The Who-Can-Beat Trump Test Leads to Kamala Harris
Roger Cohen, NYTimes, August 2, 2019
Nations, like people, may change somewhat, but not in their essential characteristics. The United States is defined by space and hope. It is an optimistic country of can-do strivers. They took the risk of coming to a new land. They are suspicious of government, inclined to self-reliance. Europeans ask where you came from. Americans ask what you can do.
The Declaration of Independence posited a universal idea, that human beings are created equal, that they are endowed with certain inalienable rights, and that among these are “life, liberty and the pursuit of happiness.” Americans, then, embraced an idea, however flawed in execution, when they became a nation. Their government, whatever else it does, exists to safeguard and further that idea, in the United States and beyond.

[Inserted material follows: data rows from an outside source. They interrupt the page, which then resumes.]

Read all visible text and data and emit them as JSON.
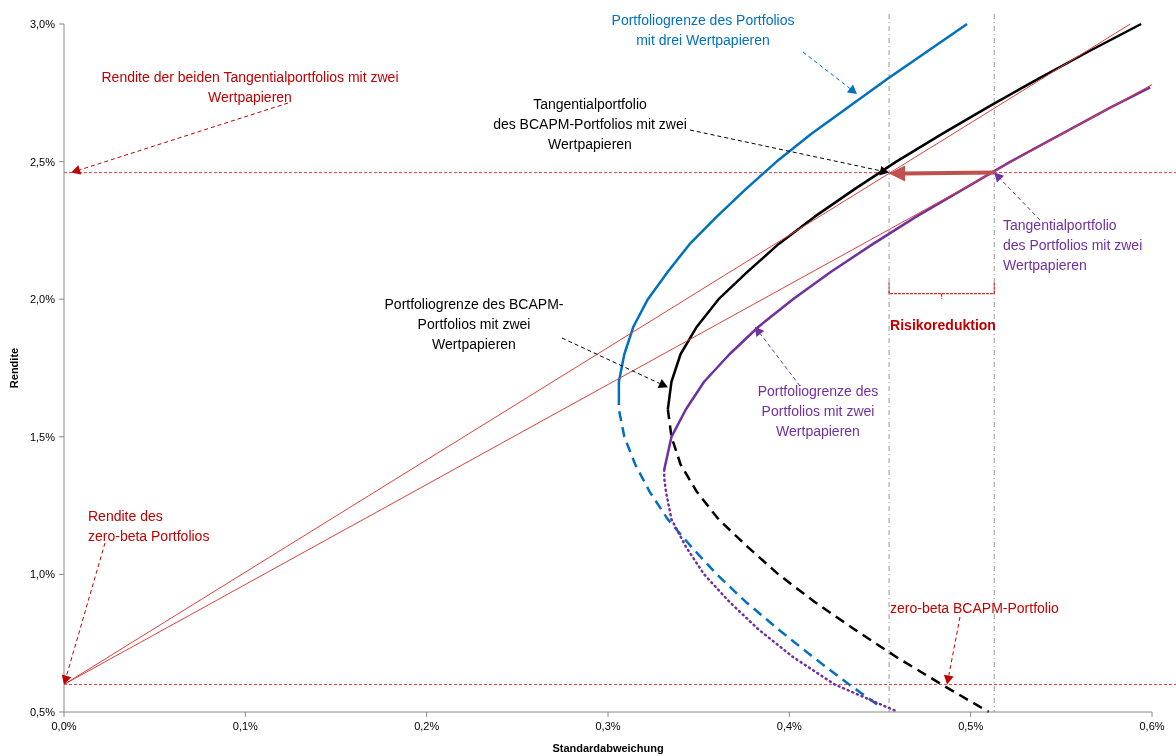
{
  "chart_data": {
    "type": "line",
    "xlabel": "Standardabweichung",
    "ylabel": "Rendite",
    "xlim": [
      0,
      0.6
    ],
    "ylim": [
      0.5,
      3.0
    ],
    "xticks": [
      {
        "value": 0,
        "label": "0,0%"
      },
      {
        "value": 0.1,
        "label": "0,1%"
      },
      {
        "value": 0.2,
        "label": "0,2%"
      },
      {
        "value": 0.3,
        "label": "0,3%"
      },
      {
        "value": 0.4,
        "label": "0,4%"
      },
      {
        "value": 0.5,
        "label": "0,5%"
      },
      {
        "value": 0.6,
        "label": "0,6%"
      }
    ],
    "yticks": [
      {
        "value": 0.5,
        "label": "0,5%"
      },
      {
        "value": 1.0,
        "label": "1,0%"
      },
      {
        "value": 1.5,
        "label": "1,5%"
      },
      {
        "value": 2.0,
        "label": "2,0%"
      },
      {
        "value": 2.5,
        "label": "2,5%"
      },
      {
        "value": 3.0,
        "label": "3,0%"
      }
    ],
    "grid": false,
    "marker": "none",
    "series": [
      {
        "color": "#0070c0",
        "line_style": "solid",
        "x": [
          0.306,
          0.306,
          0.309,
          0.314,
          0.322,
          0.333,
          0.345,
          0.36,
          0.376,
          0.393,
          0.412,
          0.433,
          0.454,
          0.476,
          0.498
        ],
        "values": [
          1.652,
          1.7,
          1.8,
          1.9,
          2.0,
          2.1,
          2.2,
          2.3,
          2.4,
          2.5,
          2.6,
          2.7,
          2.8,
          2.9,
          3.0
        ]
      },
      {
        "color": "#0070c0",
        "line_style": "dashed",
        "x": [
          0.306,
          0.306,
          0.309,
          0.315,
          0.323,
          0.333,
          0.346,
          0.36,
          0.376,
          0.394,
          0.413,
          0.433,
          0.45
        ],
        "values": [
          1.652,
          1.6,
          1.5,
          1.4,
          1.3,
          1.2,
          1.1,
          1.0,
          0.9,
          0.8,
          0.7,
          0.6,
          0.52
        ]
      },
      {
        "color": "#000000",
        "line_style": "solid",
        "x": [
          0.333,
          0.335,
          0.34,
          0.349,
          0.361,
          0.377,
          0.394,
          0.414,
          0.436,
          0.459,
          0.484,
          0.51,
          0.537,
          0.565,
          0.594
        ],
        "values": [
          1.6,
          1.7,
          1.8,
          1.9,
          2.0,
          2.1,
          2.2,
          2.3,
          2.4,
          2.5,
          2.6,
          2.7,
          2.8,
          2.9,
          3.0
        ]
      },
      {
        "color": "#000000",
        "line_style": "dashed",
        "x": [
          0.333,
          0.335,
          0.34,
          0.349,
          0.361,
          0.377,
          0.394,
          0.414,
          0.436,
          0.459,
          0.484,
          0.51
        ],
        "values": [
          1.6,
          1.5,
          1.4,
          1.3,
          1.2,
          1.1,
          1.0,
          0.9,
          0.8,
          0.7,
          0.6,
          0.5
        ]
      },
      {
        "color": "#7030a0",
        "line_style": "solid",
        "x": [
          0.331,
          0.335,
          0.343,
          0.353,
          0.367,
          0.383,
          0.402,
          0.423,
          0.446,
          0.47,
          0.496,
          0.522,
          0.55,
          0.578,
          0.599
        ],
        "values": [
          1.38,
          1.5,
          1.6,
          1.7,
          1.8,
          1.9,
          2.0,
          2.1,
          2.2,
          2.3,
          2.4,
          2.5,
          2.6,
          2.7,
          2.77
        ]
      },
      {
        "color": "#7030a0",
        "line_style": "dotted",
        "x": [
          0.331,
          0.331,
          0.332,
          0.335,
          0.343,
          0.353,
          0.367,
          0.383,
          0.402,
          0.425,
          0.46
        ],
        "values": [
          1.38,
          1.35,
          1.3,
          1.2,
          1.1,
          1.0,
          0.9,
          0.8,
          0.7,
          0.6,
          0.5
        ]
      },
      {
        "color": "#e04040",
        "line_style": "solid",
        "x": [
          0,
          0.588
        ],
        "values": [
          0.6,
          3.0
        ]
      },
      {
        "color": "#e04040",
        "line_style": "solid",
        "x": [
          0,
          0.6
        ],
        "values": [
          0.6,
          2.78
        ]
      }
    ],
    "ref_lines": [
      {
        "axis": "y",
        "value": 2.46,
        "color": "#e04040",
        "line_style": "dashed"
      },
      {
        "axis": "y",
        "value": 0.6,
        "color": "#e04040",
        "line_style": "dashed"
      },
      {
        "axis": "x",
        "value": 0.455,
        "color": "#999999",
        "line_style": "dashed"
      },
      {
        "axis": "x",
        "value": 0.513,
        "color": "#999999",
        "line_style": "dashed"
      }
    ],
    "annotations": [
      "Portfoliogrenze des Portfolios\nmit drei Wertpapieren",
      {
        "text": "Rendite der beiden Tangentialportfolios mit zwei\nWertpapieren",
        "x": 0.004,
        "y": 2.46
      },
      {
        "text": "Tangentialportfolio\ndes BCAPM-Portfolios mit zwei\nWertpapieren",
        "x": 0.455,
        "y": 2.46
      },
      {
        "text": "Tangentialportfolio\ndes Portfolios mit zwei\nWertpapieren",
        "x": 0.513,
        "y": 2.46
      },
      "Risikoreduktion",
      {
        "text": "Portfoliogrenze des BCAPM-\nPortfolios mit zwei\nWertpapieren",
        "x": 0.333,
        "y": 1.68
      },
      {
        "text": "Portfoliogrenze des\nPortfolios mit zwei\nWertpapieren",
        "x": 0.381,
        "y": 1.9
      },
      {
        "text": "Rendite des\nzero-beta Portfolios",
        "x": 0,
        "y": 0.6
      },
      {
        "text": "zero-beta BCAPM-Portfolio",
        "x": 0.487,
        "y": 0.6
      }
    ]
  }
}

President Trump, in the name of making American great again, has trampled on America’s essence. He is angry, a stranger to happiness, angrier still for not knowing the source of his rage. He is less interested in liberty than the cash of his autocratic cronies. As for life, he views it as a selective right, to which the white Christian male has priority access, with women, people of color and the rest of humanity trailing along behind for scraps….
The gravest thing Trump has done is to empty this idea of meaning. His has been an assault on honesty, decency, dignity, tolerance and civility. … Any victorious Democratic Party candidate in 2020 has to counter that negative energy with a positive energy that lifts Americans from Trump’s web.
I watched the Democratic Party debates among presidential contenders through a single prism: Who can beat Trump? In the end, nothing else matters because another five and a half years of this will drag Americans into an abyss of moral collapse….
Kamala Harris does that for me. The California senator is a work in progress, with uneven debate performances, and policies, notably health care, that she has zigzagged toward defining. But she’s tough, broadly of the center, has a great American story, is passionate on issues including immigrants, African-Americans and women, and has proved she is not averse to risk. She has a former prosecutor’s toughness and the ability to slice through Trump’s self-important bluster…
Last month Harris said Trump was a “predator.” She continued: “The thing about predators you should know, is that they prey on the vulnerable. They prey on those who they do not believe are strong. And the thing you must importantly know, predators are cowards.”